Two separate studies have shown that the majority of spent American racehorses are brutally and violently bled-out and butchered at “career’s” end.

You know it’s bad when even your staunchest supporters are calling you
out. John Cherwa is, of course, an unabashed racing apologist and, not
unrelated, the paper he writes for, the Los Angeles Times, is a decidedly
biased source of information on all things racing. (I have twice submitted
editorials offering the activists’ perspective, to no avail; I and others
have repeatedly reached out to Times staff in an effort to correct the
record and/or lodge objections to Cherwa’s reporting, but again, nothing.)
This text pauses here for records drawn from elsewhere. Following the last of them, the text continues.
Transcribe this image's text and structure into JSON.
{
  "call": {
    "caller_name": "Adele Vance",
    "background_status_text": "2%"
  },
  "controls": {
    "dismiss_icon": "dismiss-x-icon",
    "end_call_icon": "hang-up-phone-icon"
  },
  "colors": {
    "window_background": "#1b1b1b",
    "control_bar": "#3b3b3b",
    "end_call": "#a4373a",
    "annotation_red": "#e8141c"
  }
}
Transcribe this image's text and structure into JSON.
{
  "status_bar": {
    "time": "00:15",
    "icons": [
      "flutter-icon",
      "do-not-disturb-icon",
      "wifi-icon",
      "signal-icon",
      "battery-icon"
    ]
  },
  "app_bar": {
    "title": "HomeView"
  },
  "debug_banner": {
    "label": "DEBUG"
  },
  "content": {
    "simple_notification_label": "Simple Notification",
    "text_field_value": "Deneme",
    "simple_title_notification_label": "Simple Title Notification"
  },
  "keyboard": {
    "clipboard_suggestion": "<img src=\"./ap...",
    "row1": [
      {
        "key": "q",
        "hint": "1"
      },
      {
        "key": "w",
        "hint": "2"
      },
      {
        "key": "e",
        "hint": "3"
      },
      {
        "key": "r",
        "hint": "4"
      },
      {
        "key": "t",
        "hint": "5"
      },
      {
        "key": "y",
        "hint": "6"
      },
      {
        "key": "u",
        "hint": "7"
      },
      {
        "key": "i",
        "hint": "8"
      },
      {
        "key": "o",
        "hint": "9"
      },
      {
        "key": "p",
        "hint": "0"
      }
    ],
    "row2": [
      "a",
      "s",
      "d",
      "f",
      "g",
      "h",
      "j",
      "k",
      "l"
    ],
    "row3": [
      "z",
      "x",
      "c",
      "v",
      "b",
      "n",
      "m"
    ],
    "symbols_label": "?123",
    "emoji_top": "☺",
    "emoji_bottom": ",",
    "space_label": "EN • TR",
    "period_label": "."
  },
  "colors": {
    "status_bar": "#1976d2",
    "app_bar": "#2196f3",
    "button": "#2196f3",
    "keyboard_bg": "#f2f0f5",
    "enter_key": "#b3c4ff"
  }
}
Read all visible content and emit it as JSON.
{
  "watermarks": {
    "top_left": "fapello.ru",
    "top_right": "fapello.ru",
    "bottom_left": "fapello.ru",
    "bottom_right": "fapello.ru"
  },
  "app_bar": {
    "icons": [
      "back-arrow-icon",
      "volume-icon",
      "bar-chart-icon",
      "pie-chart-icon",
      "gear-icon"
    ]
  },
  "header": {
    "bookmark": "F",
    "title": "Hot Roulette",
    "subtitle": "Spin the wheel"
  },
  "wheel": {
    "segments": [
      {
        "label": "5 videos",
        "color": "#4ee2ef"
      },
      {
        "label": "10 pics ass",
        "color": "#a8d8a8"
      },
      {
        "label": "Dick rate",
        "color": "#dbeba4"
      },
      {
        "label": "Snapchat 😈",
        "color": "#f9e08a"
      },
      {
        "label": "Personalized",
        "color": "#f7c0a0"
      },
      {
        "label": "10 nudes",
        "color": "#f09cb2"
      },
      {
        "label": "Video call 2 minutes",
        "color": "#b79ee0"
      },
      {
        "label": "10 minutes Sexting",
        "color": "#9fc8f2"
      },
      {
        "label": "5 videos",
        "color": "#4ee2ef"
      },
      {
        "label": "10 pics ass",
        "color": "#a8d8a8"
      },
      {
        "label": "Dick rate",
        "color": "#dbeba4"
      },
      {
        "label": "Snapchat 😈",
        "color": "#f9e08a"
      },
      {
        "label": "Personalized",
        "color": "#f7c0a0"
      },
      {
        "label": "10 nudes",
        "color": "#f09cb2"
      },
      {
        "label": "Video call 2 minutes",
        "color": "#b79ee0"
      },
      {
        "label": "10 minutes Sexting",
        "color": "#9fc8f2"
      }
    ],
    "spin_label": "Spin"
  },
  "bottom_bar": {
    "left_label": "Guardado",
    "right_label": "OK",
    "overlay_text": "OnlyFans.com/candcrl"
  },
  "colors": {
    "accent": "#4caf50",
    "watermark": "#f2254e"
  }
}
So imagine my surprise when Mr. Cherwa’s Tuesday column began thus:
“We’ve often said that statistics can be used to prove whatever point you
are trying to make. For example, Santa Anita likes to use one about the
number of horses that have been on the track, racing and training, to prove
that the horse fatality rate is much lower than what people think. It’s in
the tens of thousands of horses for this meeting. While it is true horses
have been on the track, as they are several days a week, if only for a jog,
it’s a made-up figure. The track just extrapolates the number of horses it
has and comes up with an average. It would be shredded by an auditor. When
you’re going to give a number is [sic] the thousands or even millions of a
percent, you better be 100% correct. It’s why I don’t use that figure.”
And what exactly are the numbers Santa Anita is reporting? On their “Horse
Care & Safety” page, under “Statistics,” this: “Home to 2,000 horses over
ten months of the year, Santa Anita Park is one of the largest equine
training facilities in the world. Horses raced or trained at Santa Anita
Park over 420,000 times in 2019 with a 99.991% safety rate.” But it gets
worse: “407,578 HORSES HAVE RACED, WORKED, OR GALLOPED THE PAST YEAR AT
SANTA ANITA PARK.” Factually incorrect: There aren’t even 400,000 active
racehorses in the entire country – not even close.
More “statistics,” of course, follow – a barrage of numbers meant to
distract and deceive. Overwhelmed, the average person (and much of the
media) will likely retain but one: “99.991%” – or, exactly as intended. (In
addition, you have to scroll through all the “good news” to get to the bad –
the “incidents,” as they call them. How many give up long before then?) But
even if that “safety rate” were true, what would it matter? Here’s what we
do know with absolute certainty: (at least) 8 horses have died at Santa
Anita just since the first of the year; 43 dead in 2019, 48 in 2018, 46 in
2017; since 2007, over 600 dead racehorses at Santa Anita. Each of those
lives had inherent value; to reduce their unequivocally wanton deaths to a
percentage or ratio (see also The Jockey Club’s celebrated “Equine Injury
Database”) is as callous as it is sad.
Then there’s this: Two separate studies have shown that the majority of
spent American racehorses are brutally and violently bled-out and butchered
at “career’s” end. In fact, the industry itself has even admitted as much:
Last fall, Alex Waldrop, head of the National Thoroughbred Racing
Association, told USA Today that 7,500 Thoroughbreds are going to slaughter
annually. Let me repeat, one of the most powerful people in racing
acknowledges that multiple thousands – it’s actually more in the
10,000-12,000 range – of his industry’s erstwhile “athletes” land in equine
hell every year. This fact alone not only guts their vaunted “safety rate,”
but renders their declarations of the “primacy of equine welfare” positively
obscene.
But Cherwa’s generous spirit had not quite run its course. Reinforcing the
unassailable truth that this is a failing industry, Cherwa went on to
compare the numbers from this year’s President’s Day at Santa Anita to the
one in 2000:
- attendance, 2000: 20,450 (and, he notes, it was raining that day)
- attendance, 2020: 7,003
That’s a 66% decrease.
- handle, 2000: $10,569,081
- handle, 2020: $6,213,445
That’s a 41% decrease.
- number of races, 2000: 10
- number of races, 2020: 8
That’s a 20% decrease.
- number of starters, 2000: 63
- number of starters, 2020: 48
That’s a 24% decrease.
With demand for the racing product in steady decline, and the cruelty and killing at long last laid bare for the whole world to see, can the end, then, be far off?